If the RBA wants to encourage borrowing the cash rate will be lowered (you pay less interest) and if they want to encourage saving the cash rate will be increased (you earn more interest). Put another way, if the RBA wants people to borrow more they will make it cheaper and easier to do so. But why would the RBA want people to take on more debt?
During the global Covid pandemic with millions of people dying worldwide, billions being locked down for extended periods of time and countless businesses having to temporarily close and potentially going bust, the hit to the global economy has been huge. The Australian economy has been affected by Covid in many ways.
The total unemployment rate has drastically increased from 5.1% just before Covid hit in Feb 2020 to 7.4% in July 2020.
Furthermore, inflation has gone from around 0% annual inflation in the year ending 2019 to almost 4% in 2020. An increase in inflation is generally a good thing but means the cost of living has increased and the rate at which it has increased during this time is significant.
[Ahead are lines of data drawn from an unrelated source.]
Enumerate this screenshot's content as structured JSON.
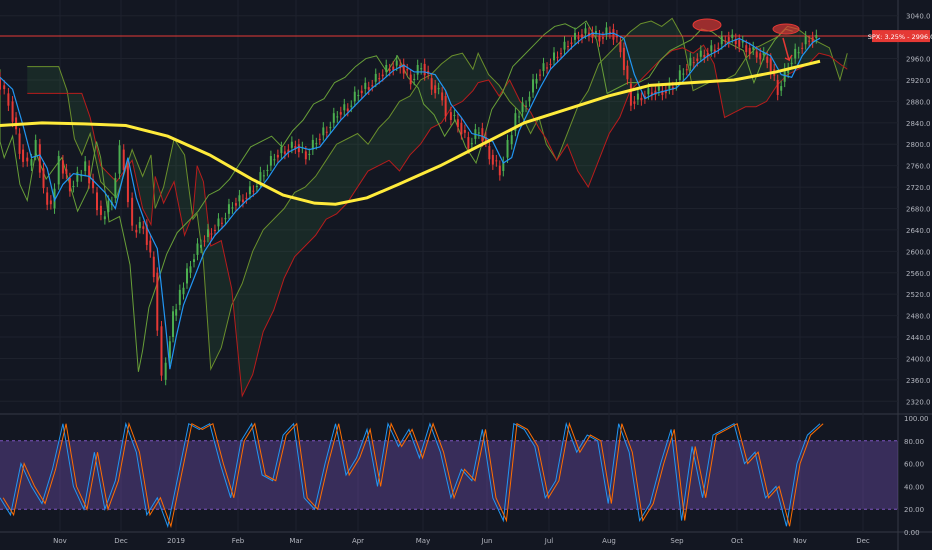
{
  "chart_data": {
    "type": "line",
    "main_panel": {
      "description_type": "candlestick with indicators",
      "ylim": [
        2300,
        3060
      ],
      "y_ticks": [
        2320,
        2360,
        2400,
        2440,
        2480,
        2520,
        2560,
        2600,
        2640,
        2680,
        2720,
        2760,
        2800,
        2840,
        2880,
        2920,
        2960,
        3040
      ],
      "y_tick_labels": [
        "2320.0",
        "2360.0",
        "2400.0",
        "2440.0",
        "2480.0",
        "2520.0",
        "2560.0",
        "2600.0",
        "2640.0",
        "2680.0",
        "2720.0",
        "2760.0",
        "2800.0",
        "2840.0",
        "2880.0",
        "2920.0",
        "2960.0",
        "3040.0"
      ],
      "price_label": "SPX: 3.25% - 2996.0",
      "price_line": 3002,
      "close_series": {
        "name": "",
        "x": [
          0,
          12,
          22,
          30,
          38,
          45,
          52,
          60,
          70,
          85,
          100,
          110,
          118,
          122,
          130,
          140,
          150,
          158,
          162,
          168,
          175,
          185,
          195,
          205,
          215,
          225,
          235,
          245,
          255,
          265,
          275,
          285,
          295,
          305,
          315,
          325,
          335,
          345,
          355,
          365,
          375,
          385,
          395,
          405,
          415,
          425,
          430,
          440,
          450,
          460,
          470,
          480,
          488,
          495,
          505,
          515,
          525,
          535,
          545,
          555,
          565,
          575,
          585,
          595,
          605,
          615,
          625,
          635,
          645,
          655,
          665,
          675,
          685,
          695,
          705,
          715,
          725,
          735,
          745,
          755,
          765,
          775,
          782
        ],
        "values": [
          2925,
          2880,
          2790,
          2760,
          2800,
          2710,
          2680,
          2770,
          2720,
          2760,
          2660,
          2700,
          2790,
          2760,
          2640,
          2650,
          2560,
          2360,
          2400,
          2480,
          2520,
          2580,
          2620,
          2640,
          2660,
          2690,
          2700,
          2720,
          2750,
          2780,
          2790,
          2800,
          2780,
          2810,
          2830,
          2860,
          2870,
          2900,
          2910,
          2930,
          2945,
          2950,
          2920,
          2950,
          2910,
          2890,
          2860,
          2840,
          2800,
          2830,
          2780,
          2750,
          2800,
          2850,
          2880,
          2930,
          2950,
          2970,
          2990,
          3005,
          3010,
          3000,
          3015,
          2980,
          2880,
          2890,
          2900,
          2900,
          2910,
          2940,
          2960,
          2970,
          2980,
          3000,
          2995,
          2980,
          2970,
          2960,
          2900,
          2950,
          2980,
          3000,
          2996
        ]
      },
      "ma200": {
        "name": "",
        "x": [
          0,
          40,
          80,
          120,
          160,
          200,
          240,
          270,
          300,
          320,
          350,
          380,
          420,
          460,
          500,
          540,
          580,
          620,
          660,
          700,
          740,
          782
        ],
        "values": [
          2835,
          2840,
          2838,
          2835,
          2815,
          2780,
          2735,
          2705,
          2690,
          2688,
          2700,
          2725,
          2760,
          2800,
          2840,
          2865,
          2890,
          2910,
          2915,
          2920,
          2935,
          2955
        ]
      },
      "x_tick_labels": [
        "Nov",
        "Dec",
        "2019",
        "Feb",
        "Mar",
        "Apr",
        "May",
        "Jun",
        "Jul",
        "Aug",
        "Sep",
        "Oct",
        "Nov",
        "Dec"
      ]
    },
    "stochastic_panel": {
      "ylim": [
        0,
        100
      ],
      "y_tick_labels": [
        "100.00",
        "80.00",
        "60.00",
        "40.00",
        "20.00",
        "0.00"
      ],
      "band": [
        20,
        80
      ],
      "k_series": {
        "name": "",
        "x": [
          0,
          10,
          20,
          30,
          40,
          50,
          60,
          70,
          80,
          90,
          100,
          110,
          120,
          130,
          140,
          150,
          160,
          170,
          180,
          190,
          200,
          210,
          220,
          230,
          240,
          250,
          260,
          270,
          280,
          290,
          300,
          310,
          320,
          330,
          340,
          350,
          360,
          370,
          380,
          390,
          400,
          410,
          420,
          430,
          440,
          450,
          460,
          470,
          480,
          490,
          500,
          510,
          520,
          530,
          540,
          550,
          560,
          570,
          580,
          590,
          600,
          610,
          620,
          630,
          640,
          650,
          660,
          670,
          680,
          690,
          700,
          710,
          720,
          730,
          740,
          750,
          760,
          770,
          782
        ],
        "values": [
          30,
          15,
          60,
          40,
          25,
          55,
          95,
          40,
          20,
          70,
          20,
          45,
          95,
          70,
          15,
          30,
          5,
          50,
          95,
          90,
          95,
          60,
          30,
          80,
          95,
          50,
          45,
          85,
          95,
          30,
          20,
          60,
          95,
          50,
          65,
          90,
          40,
          95,
          75,
          90,
          65,
          95,
          70,
          30,
          55,
          45,
          90,
          30,
          10,
          95,
          90,
          75,
          30,
          45,
          95,
          70,
          85,
          80,
          25,
          95,
          70,
          10,
          25,
          60,
          90,
          10,
          75,
          30,
          85,
          90,
          95,
          60,
          70,
          30,
          40,
          5,
          60,
          85,
          95
        ]
      }
    }
  }
}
So, less people are employed and it costs more to live. Because of this and many other factors, the RBA is trying to stimulate the economy to spend. And the more we spend the more we borrow.
Therefore, currently you could say the cost of debt is cheap. It does not cost as much as it has done historically (or ever!) to borrow money, and because it is cheap, we can borrow more. For instance, in 2014 the average interest rate was 6%, which on a $1million loan would cost you $60,000 per year. Lending institutions calculate your loan size based on income, current spending habits and a number of other factors. If none of these factors have changed but the interest rate has dropped, because you used to be able to afford $60,000 p.a. on $1million but now it only costs $20,000, the bank is happy to lend you more because you can service a higher level of debt on a lower rate.
And this finally leads me to explain how being able to borrow more money means that buyers can pay more when buying property, which is driving property prices up. If you could only borrow $1million before and a house at auction goes past this point you would have been out. But now you can borrow $1.2million you still have more spending power to stay in the auction. It doesn’t really matter what the property is worth (up to a certain perceived value point), if there are two or more interested buyers with money to spend still interested in buying the property, the price will be set just higher than the lowest bidder’s limit.
The RBA and the government do not want to create a property bubble, nor push prices up any further but these unprecedented times cause for drastic action. Which takes me back to the Millennials at the start of this article and the economic conundrum of housing affordability for the younger generations. Should they stop eating avocado toast and save more, or should the government intervene with drastic changes to the property industry (via duties, taxes, incentives and disincentives)? Or will it be left up to the mums and dads to personally redistribute generational wealth?